一方でMicrosoftの標準ブラウザであるMicrosoft Edgeを使用すると、Recallによるスクリーンショット撮影の対象外となるウェブサイトを指定できるほか、Microsoft EdgeとChromiumを使用したブラウザではプライバシーモードでのスクリーンショット保存を停止することが可能です。テイシェイラ氏は「MicrosoftはWindowsで使用されるブラウザ競争で有利になるゲートキーパーを演じています。今のところ、FirefoxなどのChromiumベースでないサードパーティーブラウザが、Recallからユーザーのプライバシーを保護する仕組みは存在していません。Microsoftが全てのブラウザにスクリーンショット保存の例外規定を設けてくれれば、ユーザーがどのブラウザを選んだとしても、プライバシーに関する真の主体性を与えることが可能でした」と指摘しました。
セキュリティソフトウェア企業のESETでグローバルサイバーセキュリティアドバイザーを務めるジェイク・ムーア氏は「Recallの使用は、サイバー犯罪者が攻撃するための新たな道を開きます」と批判。また、AI専門家のゲイリー・マーカス氏は「自分のやることなすこと全てをコンピューターにスパイされたくありません」と語りました。
F^ck that. I don’t want my computer to spy on everything I ever do.
Sticking with my Mac, thank you. https://t.co/9wTa90fsGg— Gary Marcus (@GaryMarcus) May 21, 2024
さらに、ICOは2024年5月22日、RecallについてMicrosoftに対し問い合わせを実施。ICOの広報担当者は「私たちは、保存したデータがどのように使用されているかについてユーザーに対し透明性を確保し、ユーザーのプライバシーを保護するために実施している保護措置を理解するためにMicrosoftに問い合わせを行いました」と述べています。

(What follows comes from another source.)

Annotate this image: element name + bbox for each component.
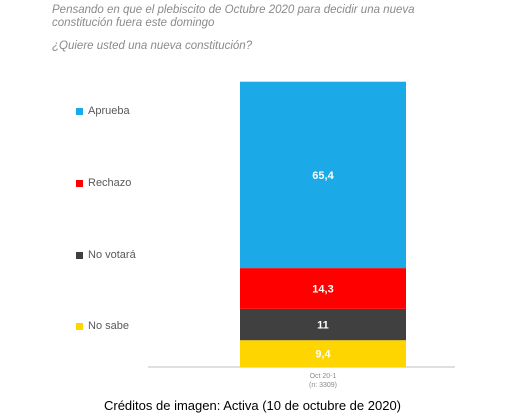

またICOの広報担当者は「私たちはMicrosoftに、特定の目的を達成するための必要な範囲でのみ個人データを処理することを期待しています。産業界では、製品を市場に投入する前に、データ保護を考慮し、ユーザーの権利と自由に対するリスクを厳密に評価して、リスクの軽減を実施する必要があります」と指摘しました。
なお、Microsoftは「コンテンツはローカルに保存され、撮影されたスクリーンショットがMicrosoftに送信されることはありません」「Recallではデジタル著作権管理(DRM)で保護されている素材のスクリーンショットを保存することはありません」と述べています。